The owl and I have tolerated each other for thirty years, ever since we built our house on top of a hill in her forest at Tara Lane. The first time I saw her was because of her strange call, like she was sucking in sound instead of hooting it out. She was clinging to the rope securing our hammock. We stared at each other for a long time, then I went inside. Clearly, this was her space. We would hear her calling to her mate with strange garglings in the twenty plus acres behind us, spreading out to the big green swamp on Sunset.
One halcyon summer day I sat on the porch of my pumphouse in the woods next to our wetland road, lined with salal and bracken then forest on either side. Everything was quiet except for the buzzing of bugs when Tara, the barred owl, flew through along the mossy roadway three feet above the ground, absolutely silent, her wings spread straight out, a gliding plane searching for food.
Whenever spring comes and I see the owl, I remember a pair of robins who labored beyond strength and reason to build a sloppy nest on a shelf outside my living room window. We watched them every day as they to and fro-ed endlessly, first building their nest, then laying eggs, incubating them, each devotedly taking turns to relieve the spouse, then endlessly feeding their squawking child, the sole survivor.
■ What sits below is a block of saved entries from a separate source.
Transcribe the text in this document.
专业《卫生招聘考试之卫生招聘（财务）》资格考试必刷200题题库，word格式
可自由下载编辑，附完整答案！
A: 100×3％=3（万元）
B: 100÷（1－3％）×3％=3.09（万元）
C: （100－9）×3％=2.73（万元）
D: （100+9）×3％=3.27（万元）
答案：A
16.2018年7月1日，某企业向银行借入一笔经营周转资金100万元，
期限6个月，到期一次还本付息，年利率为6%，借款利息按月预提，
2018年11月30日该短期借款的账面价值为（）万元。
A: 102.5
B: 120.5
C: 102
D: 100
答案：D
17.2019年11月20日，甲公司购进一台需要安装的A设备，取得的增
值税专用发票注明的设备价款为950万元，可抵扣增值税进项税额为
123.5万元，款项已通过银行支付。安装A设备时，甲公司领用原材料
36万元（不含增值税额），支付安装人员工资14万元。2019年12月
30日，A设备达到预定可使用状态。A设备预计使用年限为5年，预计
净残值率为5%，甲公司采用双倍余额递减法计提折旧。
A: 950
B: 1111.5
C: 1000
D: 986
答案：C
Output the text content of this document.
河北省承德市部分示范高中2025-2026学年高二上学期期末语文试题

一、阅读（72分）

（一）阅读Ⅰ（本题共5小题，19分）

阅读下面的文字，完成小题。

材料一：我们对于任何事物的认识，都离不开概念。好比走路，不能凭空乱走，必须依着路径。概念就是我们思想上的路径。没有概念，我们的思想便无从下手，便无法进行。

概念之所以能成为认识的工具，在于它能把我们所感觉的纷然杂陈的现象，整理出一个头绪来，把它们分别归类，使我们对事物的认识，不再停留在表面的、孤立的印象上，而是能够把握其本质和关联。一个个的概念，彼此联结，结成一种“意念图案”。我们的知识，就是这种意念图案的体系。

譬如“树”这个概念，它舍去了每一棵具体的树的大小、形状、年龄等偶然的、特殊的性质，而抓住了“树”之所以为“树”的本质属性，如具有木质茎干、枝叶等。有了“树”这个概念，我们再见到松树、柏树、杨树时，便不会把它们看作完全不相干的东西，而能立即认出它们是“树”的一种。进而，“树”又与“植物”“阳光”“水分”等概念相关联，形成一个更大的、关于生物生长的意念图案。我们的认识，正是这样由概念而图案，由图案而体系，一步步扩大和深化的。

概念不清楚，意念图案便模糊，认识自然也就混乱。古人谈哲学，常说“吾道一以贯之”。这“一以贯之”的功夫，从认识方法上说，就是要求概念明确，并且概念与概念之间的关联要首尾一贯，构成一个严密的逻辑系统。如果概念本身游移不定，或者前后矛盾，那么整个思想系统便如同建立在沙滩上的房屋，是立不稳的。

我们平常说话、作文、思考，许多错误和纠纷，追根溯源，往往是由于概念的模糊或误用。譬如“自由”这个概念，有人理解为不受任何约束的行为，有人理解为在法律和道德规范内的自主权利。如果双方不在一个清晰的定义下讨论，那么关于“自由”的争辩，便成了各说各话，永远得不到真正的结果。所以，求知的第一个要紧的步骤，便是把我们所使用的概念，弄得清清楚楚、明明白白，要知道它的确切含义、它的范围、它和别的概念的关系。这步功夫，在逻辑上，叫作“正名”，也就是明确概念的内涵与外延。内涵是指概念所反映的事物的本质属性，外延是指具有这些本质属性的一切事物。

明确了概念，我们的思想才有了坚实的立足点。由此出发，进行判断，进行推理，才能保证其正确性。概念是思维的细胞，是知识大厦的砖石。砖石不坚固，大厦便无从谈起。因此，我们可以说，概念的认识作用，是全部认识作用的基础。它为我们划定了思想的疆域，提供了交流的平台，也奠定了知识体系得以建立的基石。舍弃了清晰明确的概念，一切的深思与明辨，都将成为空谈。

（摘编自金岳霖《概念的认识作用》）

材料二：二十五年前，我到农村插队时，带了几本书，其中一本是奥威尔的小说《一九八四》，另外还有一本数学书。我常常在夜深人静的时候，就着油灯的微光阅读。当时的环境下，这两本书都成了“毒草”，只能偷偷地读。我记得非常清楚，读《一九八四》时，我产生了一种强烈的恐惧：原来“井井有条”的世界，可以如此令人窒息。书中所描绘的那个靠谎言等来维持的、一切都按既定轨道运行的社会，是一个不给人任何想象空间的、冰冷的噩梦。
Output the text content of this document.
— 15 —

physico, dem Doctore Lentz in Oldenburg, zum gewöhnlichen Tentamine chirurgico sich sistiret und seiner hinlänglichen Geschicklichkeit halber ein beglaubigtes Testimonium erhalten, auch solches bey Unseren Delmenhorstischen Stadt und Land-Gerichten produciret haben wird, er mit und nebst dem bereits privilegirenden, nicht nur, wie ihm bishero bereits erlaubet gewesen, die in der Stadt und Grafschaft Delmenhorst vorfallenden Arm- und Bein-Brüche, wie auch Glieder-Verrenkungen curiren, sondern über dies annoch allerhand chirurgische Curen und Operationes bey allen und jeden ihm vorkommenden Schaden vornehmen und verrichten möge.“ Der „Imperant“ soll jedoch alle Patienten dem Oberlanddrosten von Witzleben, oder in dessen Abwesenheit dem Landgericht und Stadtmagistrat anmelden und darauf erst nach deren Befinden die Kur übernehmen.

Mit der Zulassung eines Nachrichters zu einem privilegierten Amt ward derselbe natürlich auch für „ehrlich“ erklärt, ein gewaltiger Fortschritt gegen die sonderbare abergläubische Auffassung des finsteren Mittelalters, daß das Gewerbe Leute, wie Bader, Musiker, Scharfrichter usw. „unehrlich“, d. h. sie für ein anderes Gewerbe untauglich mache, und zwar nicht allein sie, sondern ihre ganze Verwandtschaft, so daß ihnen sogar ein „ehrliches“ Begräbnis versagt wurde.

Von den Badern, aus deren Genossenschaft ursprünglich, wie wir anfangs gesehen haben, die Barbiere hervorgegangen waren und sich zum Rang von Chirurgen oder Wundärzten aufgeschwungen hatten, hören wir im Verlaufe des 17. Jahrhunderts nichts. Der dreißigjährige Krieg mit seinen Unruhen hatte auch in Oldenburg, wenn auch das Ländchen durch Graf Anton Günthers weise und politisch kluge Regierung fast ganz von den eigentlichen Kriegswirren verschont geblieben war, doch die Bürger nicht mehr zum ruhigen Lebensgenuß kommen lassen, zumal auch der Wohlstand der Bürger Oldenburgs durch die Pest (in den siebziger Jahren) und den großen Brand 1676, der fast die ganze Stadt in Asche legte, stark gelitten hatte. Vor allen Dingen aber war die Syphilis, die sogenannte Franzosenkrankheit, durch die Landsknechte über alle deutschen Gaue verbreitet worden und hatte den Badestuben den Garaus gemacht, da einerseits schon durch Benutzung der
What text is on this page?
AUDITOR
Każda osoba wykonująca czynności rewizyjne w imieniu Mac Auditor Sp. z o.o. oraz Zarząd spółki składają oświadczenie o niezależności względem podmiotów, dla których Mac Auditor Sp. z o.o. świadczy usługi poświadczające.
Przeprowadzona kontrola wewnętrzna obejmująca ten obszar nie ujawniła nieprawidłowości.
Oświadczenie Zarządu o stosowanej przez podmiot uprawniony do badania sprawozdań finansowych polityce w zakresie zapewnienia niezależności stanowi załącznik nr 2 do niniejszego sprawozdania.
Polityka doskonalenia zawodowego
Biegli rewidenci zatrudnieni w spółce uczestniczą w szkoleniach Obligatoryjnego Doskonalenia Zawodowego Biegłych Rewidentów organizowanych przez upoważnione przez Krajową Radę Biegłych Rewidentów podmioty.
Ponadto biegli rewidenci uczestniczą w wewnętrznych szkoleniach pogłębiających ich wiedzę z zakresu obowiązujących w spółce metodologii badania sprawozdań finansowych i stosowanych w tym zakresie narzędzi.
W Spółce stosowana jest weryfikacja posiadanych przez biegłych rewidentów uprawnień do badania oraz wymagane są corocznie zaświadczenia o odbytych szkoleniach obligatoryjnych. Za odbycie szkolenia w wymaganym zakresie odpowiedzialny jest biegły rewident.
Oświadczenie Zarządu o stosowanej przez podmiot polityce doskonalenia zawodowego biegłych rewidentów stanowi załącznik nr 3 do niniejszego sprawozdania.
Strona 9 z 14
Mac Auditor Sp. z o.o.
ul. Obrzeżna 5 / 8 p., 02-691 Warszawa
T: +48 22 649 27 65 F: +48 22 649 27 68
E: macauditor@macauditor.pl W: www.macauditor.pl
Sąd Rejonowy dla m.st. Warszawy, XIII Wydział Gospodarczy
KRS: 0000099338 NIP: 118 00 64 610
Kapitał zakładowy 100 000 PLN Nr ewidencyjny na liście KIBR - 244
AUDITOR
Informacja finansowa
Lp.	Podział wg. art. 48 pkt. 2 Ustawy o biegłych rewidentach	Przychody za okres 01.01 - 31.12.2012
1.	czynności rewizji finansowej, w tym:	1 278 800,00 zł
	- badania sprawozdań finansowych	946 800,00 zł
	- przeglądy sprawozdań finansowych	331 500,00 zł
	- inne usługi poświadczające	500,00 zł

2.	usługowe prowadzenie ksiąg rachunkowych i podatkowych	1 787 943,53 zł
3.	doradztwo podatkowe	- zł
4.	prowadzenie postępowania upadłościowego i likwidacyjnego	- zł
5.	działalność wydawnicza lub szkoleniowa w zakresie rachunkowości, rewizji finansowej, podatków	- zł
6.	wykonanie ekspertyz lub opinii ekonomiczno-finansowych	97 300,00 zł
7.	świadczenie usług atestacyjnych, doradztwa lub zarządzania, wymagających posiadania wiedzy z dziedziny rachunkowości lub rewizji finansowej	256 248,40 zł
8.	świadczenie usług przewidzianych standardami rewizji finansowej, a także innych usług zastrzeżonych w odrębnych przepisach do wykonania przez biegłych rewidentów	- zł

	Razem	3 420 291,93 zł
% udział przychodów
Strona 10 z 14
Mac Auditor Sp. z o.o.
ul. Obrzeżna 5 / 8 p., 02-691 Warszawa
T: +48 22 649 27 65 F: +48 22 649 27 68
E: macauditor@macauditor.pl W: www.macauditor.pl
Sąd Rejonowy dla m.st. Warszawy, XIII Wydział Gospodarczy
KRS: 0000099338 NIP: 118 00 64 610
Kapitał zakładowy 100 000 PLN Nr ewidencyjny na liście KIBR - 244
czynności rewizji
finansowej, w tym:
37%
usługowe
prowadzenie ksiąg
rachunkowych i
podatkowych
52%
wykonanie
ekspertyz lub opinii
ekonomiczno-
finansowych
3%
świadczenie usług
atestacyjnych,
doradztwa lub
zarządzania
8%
One day I was walking into my living room when there was a sudden kerfuffle from the robin’s nest. I realized the fledgling was about to launch. The messy little robin, down sticking from between his new feathers, stepped to the edge of the nest, lifted his wings, became airborne, then
WHAM!
The baby only got about two feeble attempts to flap his wings as he fell to earth but was snatched mid air by stealth owl Tara, who had been lurking behind the trunk of the big white fir, eavesdropping, all along. Good old mother nature.
The robins were shocked. They had no idea what had happened. Their baby had completely disappeared. Now you see it now you don’t. They squawked around for a while but what are they going to do?
Luckily, they got over it fairly quickly but nobody ever used that nest again.